To estimate the effect of patient-centered tailored education and coaching (TEC) on the likelihood of analgesic treatment adjustment during oncology visits; to estimate the influence of treatment adjustment on subsequent cancer pain control
Patients with at least a moderate baseline pain received TEC or control just prior to a scheduled oncology visit. Just after the visit, they reported on whether the physician recommended a new pain medication or a change in the dose of an existing medication. Pain severity and pain-related impairment were measured 2, 6, and 12 weeks later. TEC included assessing knowledge, attitude, and preferences; correcting misconceptions; teaching about pain control and communication with providers; planning communication; and rehearsing communication with physicians. Sessions occurred one hour before initial clinic visits and were conducted on an individual basis. Sessions were recorded on audiotape. Control patients received the Natiional Cancer Institute booklet on pain control. Patients completed questionnaires immediately after a clinic visit.
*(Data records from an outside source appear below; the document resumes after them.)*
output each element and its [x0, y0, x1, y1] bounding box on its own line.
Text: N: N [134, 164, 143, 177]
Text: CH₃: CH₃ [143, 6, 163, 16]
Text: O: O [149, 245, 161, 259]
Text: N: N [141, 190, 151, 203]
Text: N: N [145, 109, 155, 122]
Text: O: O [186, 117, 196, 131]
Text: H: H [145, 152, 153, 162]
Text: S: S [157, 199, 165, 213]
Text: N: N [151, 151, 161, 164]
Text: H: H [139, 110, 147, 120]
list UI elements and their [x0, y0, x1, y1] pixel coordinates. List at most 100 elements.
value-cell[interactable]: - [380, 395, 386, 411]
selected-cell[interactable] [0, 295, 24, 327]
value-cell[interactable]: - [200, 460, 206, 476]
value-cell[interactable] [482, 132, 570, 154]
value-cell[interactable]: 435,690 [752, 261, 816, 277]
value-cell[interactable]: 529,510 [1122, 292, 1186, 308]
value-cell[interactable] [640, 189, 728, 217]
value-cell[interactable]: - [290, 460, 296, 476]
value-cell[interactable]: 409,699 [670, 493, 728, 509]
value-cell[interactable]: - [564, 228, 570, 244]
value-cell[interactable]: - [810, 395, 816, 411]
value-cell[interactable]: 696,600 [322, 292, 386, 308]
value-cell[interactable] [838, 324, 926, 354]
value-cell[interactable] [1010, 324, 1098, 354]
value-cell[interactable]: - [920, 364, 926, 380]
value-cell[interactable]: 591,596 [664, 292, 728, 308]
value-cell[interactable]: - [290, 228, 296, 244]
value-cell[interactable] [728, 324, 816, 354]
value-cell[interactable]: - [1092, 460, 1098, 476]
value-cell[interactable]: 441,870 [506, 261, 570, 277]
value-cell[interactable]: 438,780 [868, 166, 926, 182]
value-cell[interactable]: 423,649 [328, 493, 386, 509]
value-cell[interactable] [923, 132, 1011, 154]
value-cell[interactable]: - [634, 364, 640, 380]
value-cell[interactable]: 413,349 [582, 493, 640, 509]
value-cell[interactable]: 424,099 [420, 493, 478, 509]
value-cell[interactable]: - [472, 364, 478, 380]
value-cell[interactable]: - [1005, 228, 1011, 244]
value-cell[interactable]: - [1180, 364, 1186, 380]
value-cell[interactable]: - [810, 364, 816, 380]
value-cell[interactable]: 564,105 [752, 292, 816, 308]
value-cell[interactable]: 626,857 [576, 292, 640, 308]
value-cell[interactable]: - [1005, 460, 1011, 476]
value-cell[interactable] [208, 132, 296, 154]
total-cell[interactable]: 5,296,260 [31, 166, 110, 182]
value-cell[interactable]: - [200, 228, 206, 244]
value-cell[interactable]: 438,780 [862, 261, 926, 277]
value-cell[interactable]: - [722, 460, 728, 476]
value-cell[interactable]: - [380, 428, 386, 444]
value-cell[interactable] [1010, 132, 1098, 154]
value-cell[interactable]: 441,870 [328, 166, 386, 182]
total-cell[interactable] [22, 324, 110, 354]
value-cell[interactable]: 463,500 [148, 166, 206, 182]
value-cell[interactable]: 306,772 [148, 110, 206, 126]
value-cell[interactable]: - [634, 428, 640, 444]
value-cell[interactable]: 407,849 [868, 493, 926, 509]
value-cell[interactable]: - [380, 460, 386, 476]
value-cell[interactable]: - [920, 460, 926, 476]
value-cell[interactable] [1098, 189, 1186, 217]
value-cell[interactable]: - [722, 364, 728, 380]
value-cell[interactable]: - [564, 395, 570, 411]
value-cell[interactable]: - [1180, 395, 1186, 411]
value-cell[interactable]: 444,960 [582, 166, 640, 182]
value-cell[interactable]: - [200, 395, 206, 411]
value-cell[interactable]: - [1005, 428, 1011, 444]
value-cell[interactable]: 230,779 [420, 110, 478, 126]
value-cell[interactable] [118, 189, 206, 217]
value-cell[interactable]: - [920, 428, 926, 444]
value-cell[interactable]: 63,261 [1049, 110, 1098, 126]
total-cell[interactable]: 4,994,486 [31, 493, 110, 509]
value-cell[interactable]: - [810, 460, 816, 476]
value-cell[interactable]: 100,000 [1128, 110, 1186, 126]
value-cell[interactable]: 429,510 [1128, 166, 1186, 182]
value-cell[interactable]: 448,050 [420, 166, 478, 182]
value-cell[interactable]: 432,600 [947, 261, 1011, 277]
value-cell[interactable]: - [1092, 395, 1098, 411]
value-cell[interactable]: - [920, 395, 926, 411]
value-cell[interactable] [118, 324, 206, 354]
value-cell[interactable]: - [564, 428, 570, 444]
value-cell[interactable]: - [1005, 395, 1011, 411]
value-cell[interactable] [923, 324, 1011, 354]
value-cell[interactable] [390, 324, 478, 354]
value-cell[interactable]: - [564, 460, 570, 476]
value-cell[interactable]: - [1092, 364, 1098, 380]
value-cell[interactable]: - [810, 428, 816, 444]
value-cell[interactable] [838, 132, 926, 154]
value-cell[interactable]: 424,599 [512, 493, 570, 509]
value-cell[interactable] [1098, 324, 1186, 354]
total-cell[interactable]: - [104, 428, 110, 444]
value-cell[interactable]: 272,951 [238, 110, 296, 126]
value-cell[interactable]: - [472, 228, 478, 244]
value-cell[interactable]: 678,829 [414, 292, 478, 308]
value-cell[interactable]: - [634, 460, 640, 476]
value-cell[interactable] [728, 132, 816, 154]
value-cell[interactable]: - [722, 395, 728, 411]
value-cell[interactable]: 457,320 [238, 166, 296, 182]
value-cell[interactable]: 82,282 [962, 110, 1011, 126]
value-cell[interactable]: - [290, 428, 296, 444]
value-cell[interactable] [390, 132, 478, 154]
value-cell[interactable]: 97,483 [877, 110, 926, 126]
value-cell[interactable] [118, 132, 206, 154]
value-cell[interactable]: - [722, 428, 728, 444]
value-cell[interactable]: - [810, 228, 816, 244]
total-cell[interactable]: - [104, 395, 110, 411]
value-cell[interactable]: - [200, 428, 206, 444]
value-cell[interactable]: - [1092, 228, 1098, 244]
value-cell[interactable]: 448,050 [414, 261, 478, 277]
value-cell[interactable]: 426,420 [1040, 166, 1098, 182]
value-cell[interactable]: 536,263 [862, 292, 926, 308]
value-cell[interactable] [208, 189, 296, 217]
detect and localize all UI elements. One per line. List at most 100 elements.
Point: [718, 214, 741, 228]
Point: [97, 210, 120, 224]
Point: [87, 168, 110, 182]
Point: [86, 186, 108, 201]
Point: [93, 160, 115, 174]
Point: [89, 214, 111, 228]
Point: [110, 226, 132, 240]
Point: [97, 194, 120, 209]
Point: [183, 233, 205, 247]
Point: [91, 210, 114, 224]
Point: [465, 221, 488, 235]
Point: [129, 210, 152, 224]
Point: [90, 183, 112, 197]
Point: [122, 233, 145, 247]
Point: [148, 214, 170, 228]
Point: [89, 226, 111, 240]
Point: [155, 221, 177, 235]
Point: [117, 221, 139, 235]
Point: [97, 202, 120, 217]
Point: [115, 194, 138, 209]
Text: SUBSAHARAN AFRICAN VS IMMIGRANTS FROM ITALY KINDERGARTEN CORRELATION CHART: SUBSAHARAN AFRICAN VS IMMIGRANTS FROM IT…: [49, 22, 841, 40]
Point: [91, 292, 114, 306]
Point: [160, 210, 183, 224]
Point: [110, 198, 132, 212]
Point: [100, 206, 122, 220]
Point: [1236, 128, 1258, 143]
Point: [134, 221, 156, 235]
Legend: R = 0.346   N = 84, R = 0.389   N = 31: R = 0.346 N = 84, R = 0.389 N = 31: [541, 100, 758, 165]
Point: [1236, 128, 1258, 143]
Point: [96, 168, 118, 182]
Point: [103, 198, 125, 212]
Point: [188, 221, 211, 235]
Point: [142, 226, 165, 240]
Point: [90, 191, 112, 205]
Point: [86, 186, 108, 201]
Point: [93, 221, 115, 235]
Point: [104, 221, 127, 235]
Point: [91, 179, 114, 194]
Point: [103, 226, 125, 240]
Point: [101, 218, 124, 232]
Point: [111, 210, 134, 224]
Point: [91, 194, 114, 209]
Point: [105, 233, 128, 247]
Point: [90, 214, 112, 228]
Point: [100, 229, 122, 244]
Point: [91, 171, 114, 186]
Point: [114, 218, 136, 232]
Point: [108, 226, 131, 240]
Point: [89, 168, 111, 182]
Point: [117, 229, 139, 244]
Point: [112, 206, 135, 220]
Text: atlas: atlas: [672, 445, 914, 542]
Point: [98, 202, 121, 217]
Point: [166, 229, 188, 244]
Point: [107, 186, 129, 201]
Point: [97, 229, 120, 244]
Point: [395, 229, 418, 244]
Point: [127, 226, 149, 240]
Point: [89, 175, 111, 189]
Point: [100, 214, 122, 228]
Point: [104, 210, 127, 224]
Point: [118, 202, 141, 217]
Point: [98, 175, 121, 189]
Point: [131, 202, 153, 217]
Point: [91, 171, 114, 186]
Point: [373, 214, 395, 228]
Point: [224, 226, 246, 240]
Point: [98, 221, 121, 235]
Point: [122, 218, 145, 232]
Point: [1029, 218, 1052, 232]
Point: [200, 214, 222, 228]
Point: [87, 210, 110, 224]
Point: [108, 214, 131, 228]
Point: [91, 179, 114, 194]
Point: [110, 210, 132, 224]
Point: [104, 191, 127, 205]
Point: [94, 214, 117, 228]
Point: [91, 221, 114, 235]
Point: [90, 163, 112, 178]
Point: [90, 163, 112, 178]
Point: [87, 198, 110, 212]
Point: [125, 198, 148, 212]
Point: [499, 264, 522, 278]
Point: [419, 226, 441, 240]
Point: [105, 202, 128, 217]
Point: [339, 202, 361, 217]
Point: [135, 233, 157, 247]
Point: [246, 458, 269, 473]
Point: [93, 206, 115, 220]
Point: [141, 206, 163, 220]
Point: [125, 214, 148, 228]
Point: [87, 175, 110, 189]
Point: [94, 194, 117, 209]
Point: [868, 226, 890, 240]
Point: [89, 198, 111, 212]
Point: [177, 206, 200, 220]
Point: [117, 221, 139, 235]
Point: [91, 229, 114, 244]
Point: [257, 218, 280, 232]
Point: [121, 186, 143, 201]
Settings included three health systems—academic medical center, health maintenance organization, and Veterans Affairs hospital—and one private practice, all in Sacramento, California.
Randomized controlled trial
TEC increases the likelihood of self-reported, physician-directed adjustments in analgesic prescribing. Treatment intensification is associated with improved cancer pain outcomes.
A routine oncology visit is an opportunity to adjust a patient’s analgesic regimen. Available evidence suggests that clinicians often miss opportunities to intensify analgesic regimens appropriately. Oncologists are often unaware of patients’ pain. Patients may be reluctant to discuss pain because of misconceptions about pain management or fear of distracting the physician. The findings of this study suggest that interventions to counter this reluctance, and to improve pain management, include education, including role-playing, that helps patients plan communication with physicians.